Never Just A Game
By lefty
The writing below was sent to me in an unnamed email. I don't know who the author is or where it was written. ButI like it so I’m posting it here. If anyone knows the author, please let us know and we'll credit that person appropriately.
Thanks, Lefty
Here it is:
I am a Red Sox Fan.
Always have been. Always will be.
In the throws of World Series passion I was reminded that many of us have lost the simplest thing in life – our innocence – we have lost the ability to remain forever young at heart; to enjoy something simply “because.” As a delirious “Nation” fan, still basking in the moment of Foulke tossing the ball to Mientkiewicz and being hugged by his wife and teenaged boys while howling at the very appropriate lunar eclipse, I was hit the next day with the first comment, “It’s just a baseball game.” Then others followed “overboard” “silly,” “childish” and more than I care to remember… and I felt bad – for them.
Baseball is more than a game. Baseball is closing your eyes and hearing the voices of Curt Gowdy, Ned Martin and Ken Coleman floating over the twilight air, thick with the smell of freshly cut grass, charcoal barbecue and summer. The “Voices of the Red Sox” gently cut through the sound of a neighbor cutting his lawn in a rush to beat sunset, the play-by-play mingling of the voices and hardy laughter of “grown-ups” on the front porch.
Baseball was requesting to empty the garbage in your classroom because the janitor’s room was the only place you could watch the World Series game during day… unless of course you developed a stomachache or “felt warm.”
Baseball was something kids wanted to do, and we did all day waving goodbye to our moms at home while being reminded to “be home by dinner.”
Baseball is more than a game, it is having a catch with your friend with a worn glove that would crease and lay flat when tossed on the ground to be used as a base or a cushion as you rested your head staring up at the steely blue sky; and all the while talking about important stuff like favorite players, Pez and girls.
And yes, baseball for Red Sox fans was also about the curse, 1918, Babe, Bucky Buckner, and Boone; but understand as painful as those moments were they did not define me or my friends as Sox fans because there were too many other moments, so many great teams and great players. Remember, the misery of those moments and why we felt them so much was due to what happened before Dent’s ball rested atop the green monster and before the Reds beat us in game seven of the 1975 World Series.

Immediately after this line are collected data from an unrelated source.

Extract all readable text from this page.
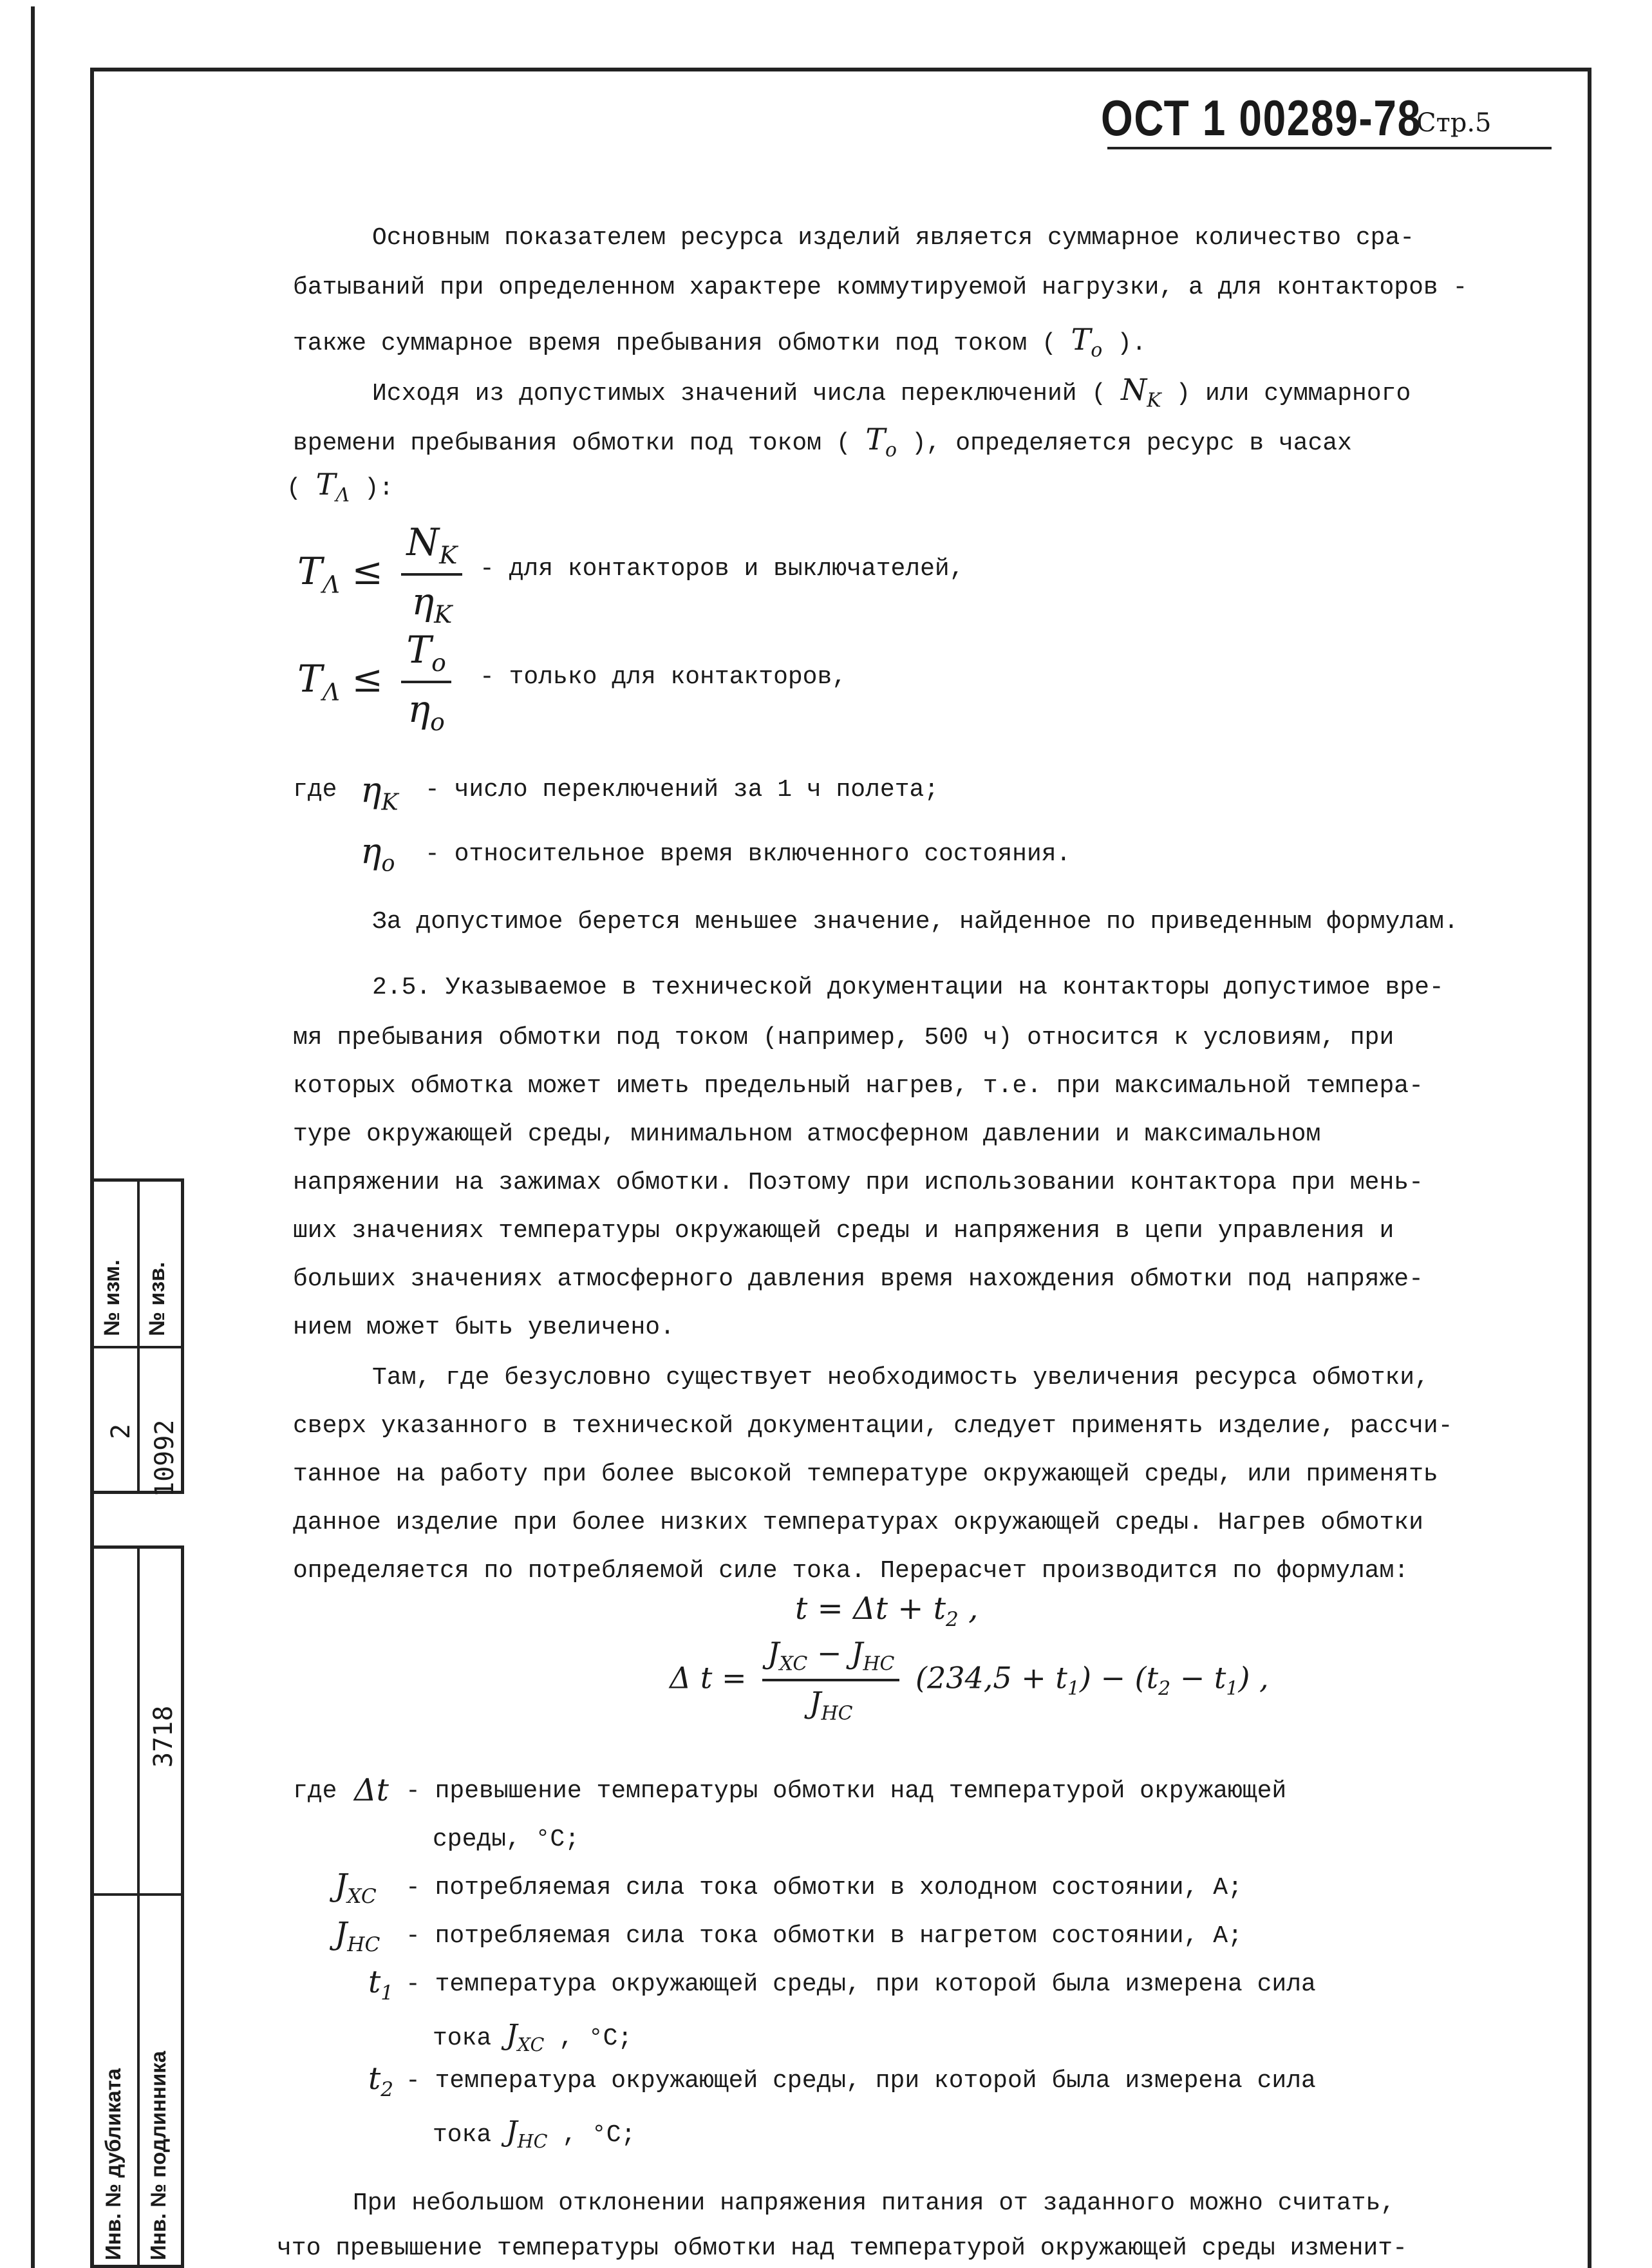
№ изм. № изв.
2 10992
3718
Инв. № дубликата Инв. № подлинника
ОСТ 1 00289-78
Стр.5
Основным показателем ресурса изделий является суммарное количество сра-
батываний при определенном характере коммутируемой нагрузки, а для контакторов -
также суммарное время пребывания обмотки под током ( $T_o$ ).
Исходя из допустимых значений числа переключений ( $N_K$ ) или суммарного
времени пребывания обмотки под током ( $T_o$ ), определяется ресурс в часах
( $T_\Lambda$ ):
$T_\Lambda \le \frac{N_K}{\eta_K}$ - для контакторов и выключателей,
$T_\Lambda \le \frac{T_o}{\eta_o}$ - только для контакторов,
где $\eta_K$ - число переключений за 1 ч полета;
$\eta_o$ - относительное время включенного состояния.
За допустимое берется меньшее значение, найденное по приведенным формулам.
2.5. Указываемое в технической документации на контакторы допустимое вре-
мя пребывания обмотки под током (например, 500 ч) относится к условиям, при
которых обмотка может иметь предельный нагрев, т.е. при максимальной темпера-
туре окружающей среды, минимальном атмосферном давлении и максимальном
напряжении на зажимах обмотки. Поэтому при использовании контактора при мень-
ших значениях температуры окружающей среды и напряжения в цепи управления и
больших значениях атмосферного давления время нахождения обмотки под напряже-
нием может быть увеличено.
Там, где безусловно существует необходимость увеличения ресурса обмотки,
сверх указанного в технической документации, следует применять изделие, рассчи-
танное на работу при более высокой температуре окружающей среды, или применять
данное изделие при более низких температурах окружающей среды. Нагрев обмотки
определяется по потребляемой силе тока. Перерасчет производится по формулам:
$t = \Delta t + t_2$ ,
Δ $t = \frac{J_{XC} - J_{HC}}{J_{HC}} (234,5 + t_1) - (t_2 - t_1)$ ,
где Δt - превышение температуры обмотки над температурой окружающей
среды, °С;
$J_{XC}$ - потребляемая сила тока обмотки в холодном состоянии, А;
$J_{HC}$ - потребляемая сила тока обмотки в нагретом состоянии, А;
$t_1$ - температура окружающей среды, при которой была измерена сила
тока $J_{XC}$ , °С;
$t_2$ - температура окружающей среды, при которой была измерена сила
тока $J_{HC}$ , °С;
При небольшом отклонении напряжения питания от заданного можно считать,
что превышение температуры обмотки над температурой окружающей среды изменит-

I remember 1967 and the Impossible Dream. I remember 1986, 88, 1990, 95, 98, 99, 2003 and now of course 2004.
But you see, baseball is more than a game. Baseball is part of life, it is woven into a fabric to be worn or smelled, with a scent so strong it brings a flood of memories… like 1975…
My mom sat glued to our television with family, friends and food, as her beloved Red Sox were behind in game six to the Big Red Machine. Weeks earlier the Sox did the impossible by beating the three-time defending American League Champs, the Oakland A’s.
Down 6 – 3, Freddy Lynn singled and Rico Petrocelli walked in the bottom of the 8th when Bernie Carbo hit a pinch-home run tying the game and becoming only the second player in World Series history to hit two pinch-home runs. My mom with the rest of the family jumped with the timing of an orchestrated dance troupe.
Now in the bottom of the 12th, both players and fans exhausted, up stepped Carlton Fisk, one of my mom’s “special players.” As Fisk drove a shot towards left field, the ball seemed headed for foul territory until Fisk himself, stuttering down the first-base line, began waving his hands willing the ball back into play. And as Fisk’s home run cleared the wall, and Fisk himself shot straight up, my mom shot across the room firmly planting kiss after kiss on Fisk’s image as he rounded the bases.
Like many Sox fans my mom passed away before she could see her beloved Sox finally end the curse; win the World Series again; see the jumps for joy; watch as players take champagne showers oblivious to the sting in their eyes; and to kiss the TV once more…
So, here is to family and friends, rivals and teammates, and mostly to the fans… to the fans who allow themselves some of life’s simple pleasures – to wear a ball cap, to paint their faces, to wear their team’s colors, and to howl at the moon… and yes, to be forever young.